Yesterday I learned to spin at The Yarn Tree in Brooklyn. Below, Caroline, spinning instructor extraordinaire, showing me how it’s done. Watching Caroline use the drop spindle, I was in awe. Caroline made it look so easy, but I knew right away that a certain amount of coordination was involved – using two hands, a tool, feeding fiber and watching the drafting zone. It looked like some kind of modern dance. I hope I wasn’t too poor a student (my spindle bobbled when I spun it and I kept on letting the twist enter the fiber supply). Experiencing something so different shocked my senses and pushed away the work fog that has accumulated over the past few weeks.

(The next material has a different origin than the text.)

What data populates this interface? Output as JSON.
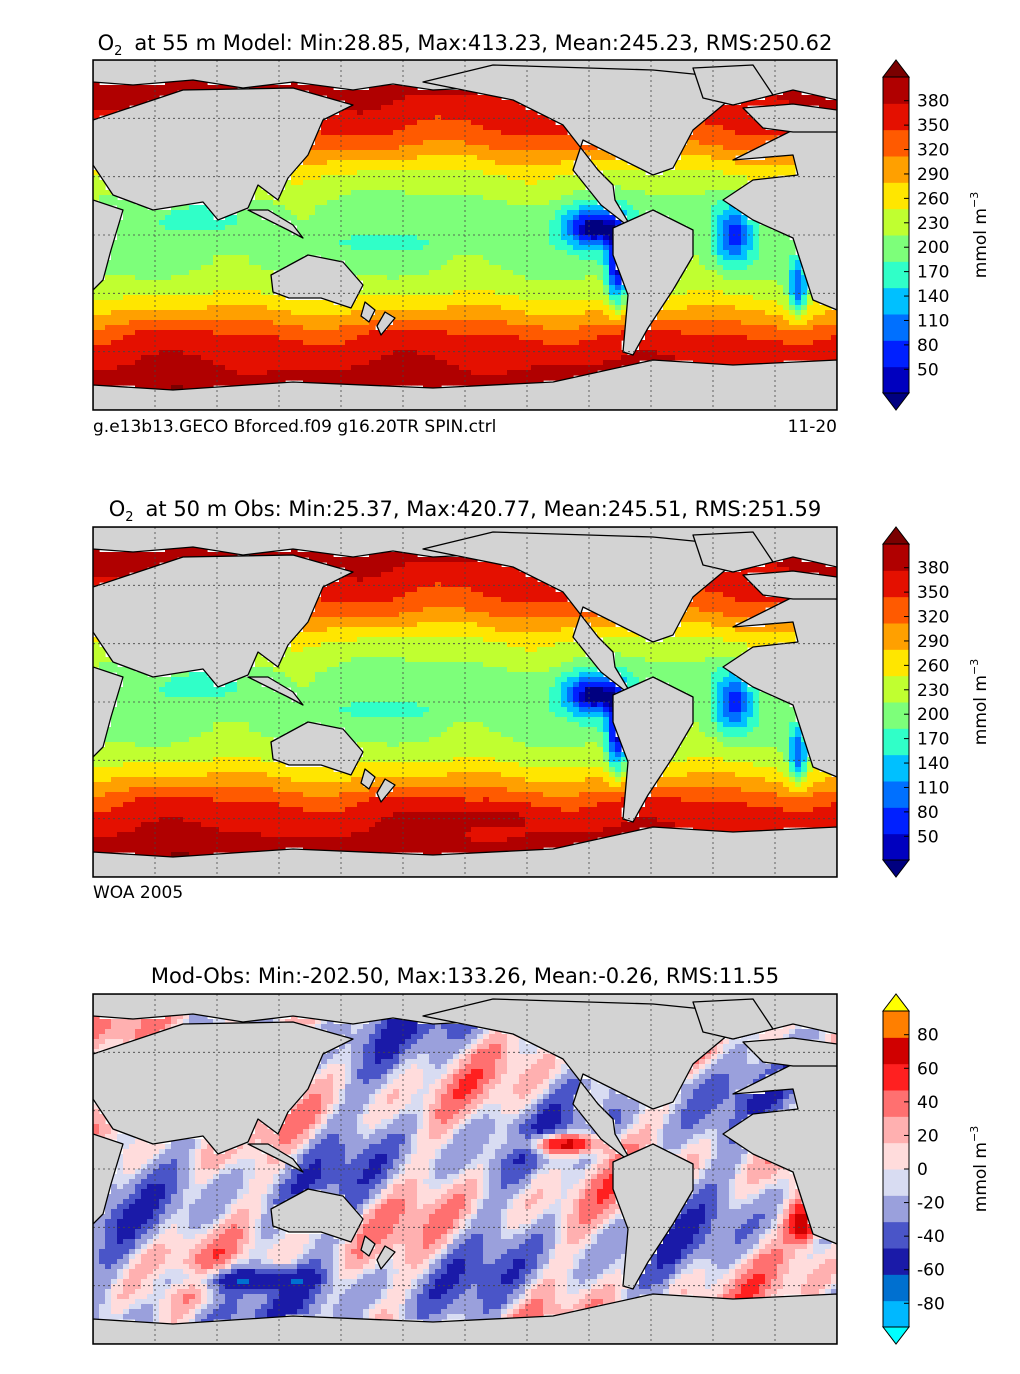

I started with Targhee Top. I learned how to pull out some fibers from the mass of wool, tease them and how to hold them in my hand with the ends out of the way. I started by using a small amount of fiber and folding it around my index finger.
I was so excited by the entire endeavor that I completely forgot the fact that the store was having a yarn sale. But I did get lots of fiber so I can practice before the next lesson.
When I got home I sat down at the kitchen table and started spinning. He said, “You haven’t even taken off your jacket!”